Belleville — Sheet Metal Workers Local 36 Retirees Club paid a recent visit to the Labor & Industry Museum here after reading about it in the Labor Tribune and discovered “a little known gem right around the corner.”
That’s the description Local 36 retiree LeRoy Kraemer made following the March 11 visit by retirees and their spouses.
“This is truly an historical gem, and a much deserved public tribute to the dedicated volunteers and supporters who made it possible,” he said.
Kraemer said the club’s interest in the museum was stimulated in part by the feature story in the Labor
Tribune and the prominent role the museum had in last year’s 200th Anniversary celebration for the City of Belleville.
Their curiosity peaked; Kraemer said club members decided to pay a visit to see “first hand a part of labor history that is seldom or rarely found in history books.”
As Labor Tribune Illinois correspondent Carl Green noted in his original story on the museumon Sept. 19, 2013: “The place is loaded with displays about the industries of the past – stoves, coal, stencil machines, cigars, bottles, beer, steam engines, tool and die, pattern-making, foundries and more.” The Labor Tribune won an award for Green’s story last year from the International Labor Communications Association.
LOTS TO EXPLORE
The museum is divided into four sections:
• Industrial Hall – A permanent display chronicling the importance of Belleville’s cast-iron stove industry and pattern making.
• Union Hall – A reference library of documents and books chronicling the struggles of the working man and woman and the creation of the American middle class.
• Archives and Library – A collection of 4,535 historic images and U.S. Patents awarded to area residents since 1850.
• Artifacts – Industry exhibits ranging from casting and machining to glass making, brewing, brick making and stencil making.
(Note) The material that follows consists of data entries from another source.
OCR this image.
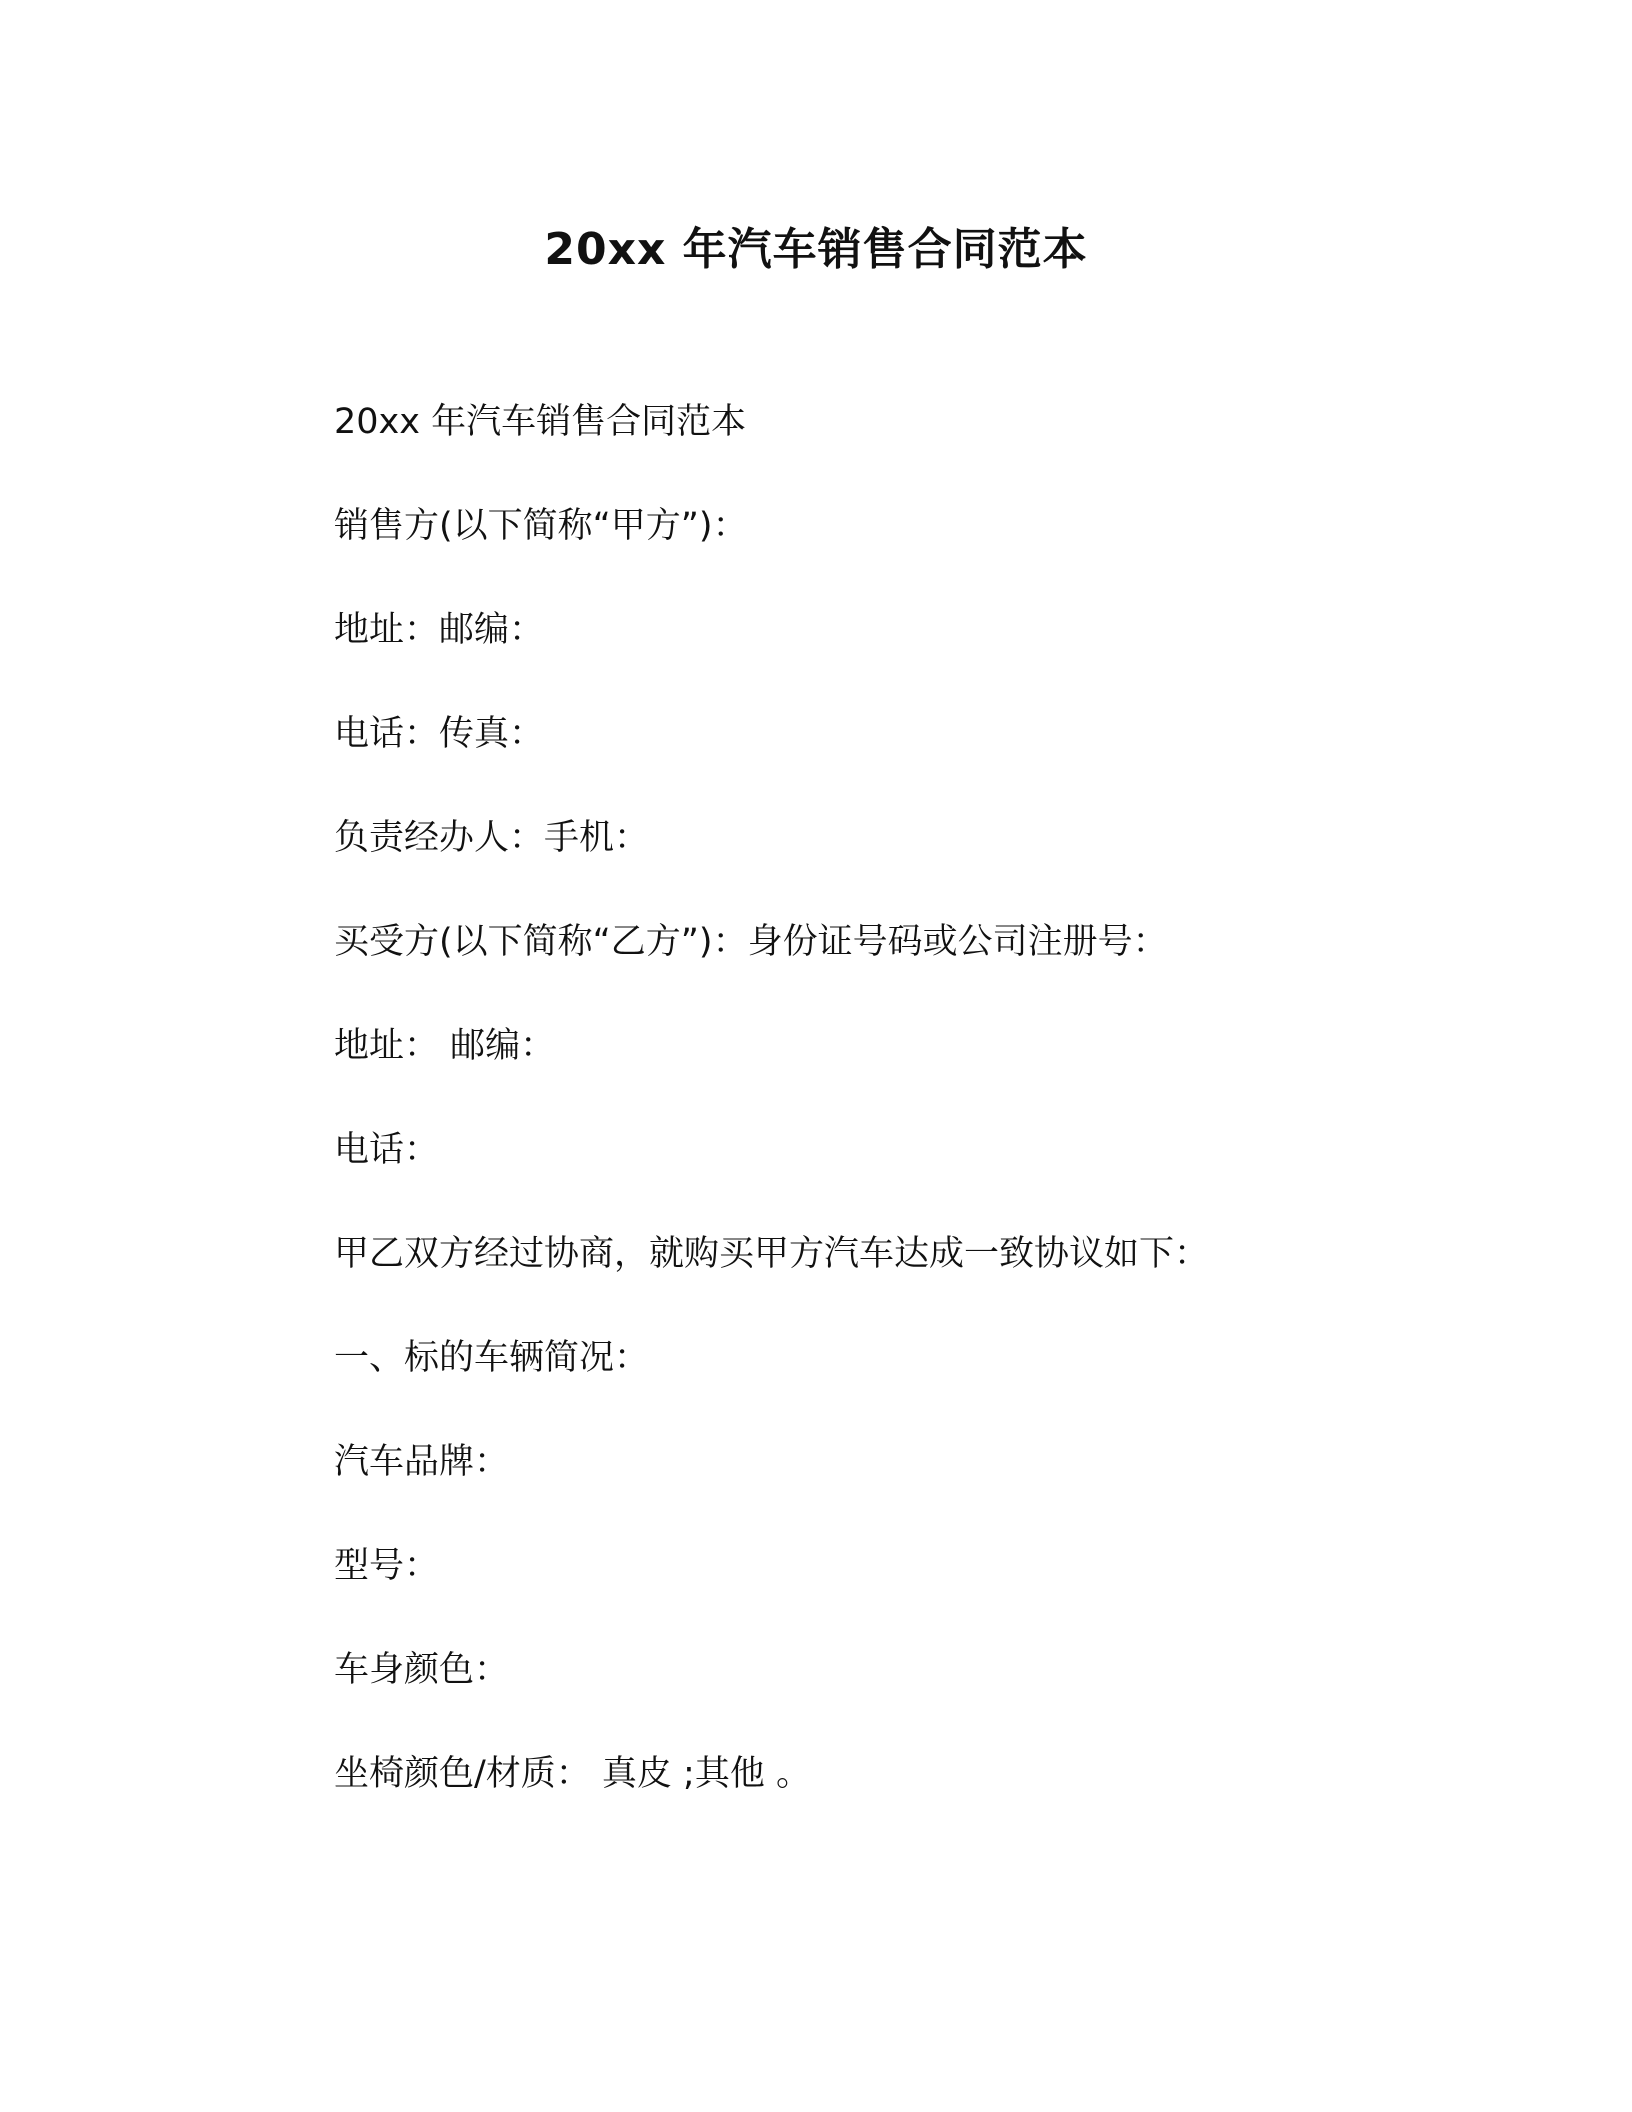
20xx 年汽车销售合同范本
20xx 年汽车销售合同范本
销售方(以下简称“甲方”)：
地址：邮编：
电话：传真：
负责经办人：手机：
买受方(以下简称“乙方”)：身份证号码或公司注册号：
地址： 邮编：
电话：
甲乙双方经过协商，就购买甲方汽车达成一致协议如下：
一、标的车辆简况：
汽车品牌：
型号：
车身颜色：
坐椅颜色/材质： 真皮 ;其他 。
The museum’s collection includes 1,073 historical objects.
SEE FOR YOURSELF
“Our members and spouses enjoyed this trip to the past, and returned with a greater appreciation of the working conditions and benefits we now enjoy because of our ancestors sacrifices and organizational efforts,” Kraemer said. “It was an educational and rewarding trip.
“We would encourage other labor clubs or retiree groups to visit and support the museum and its dedicated staff of volunteers.”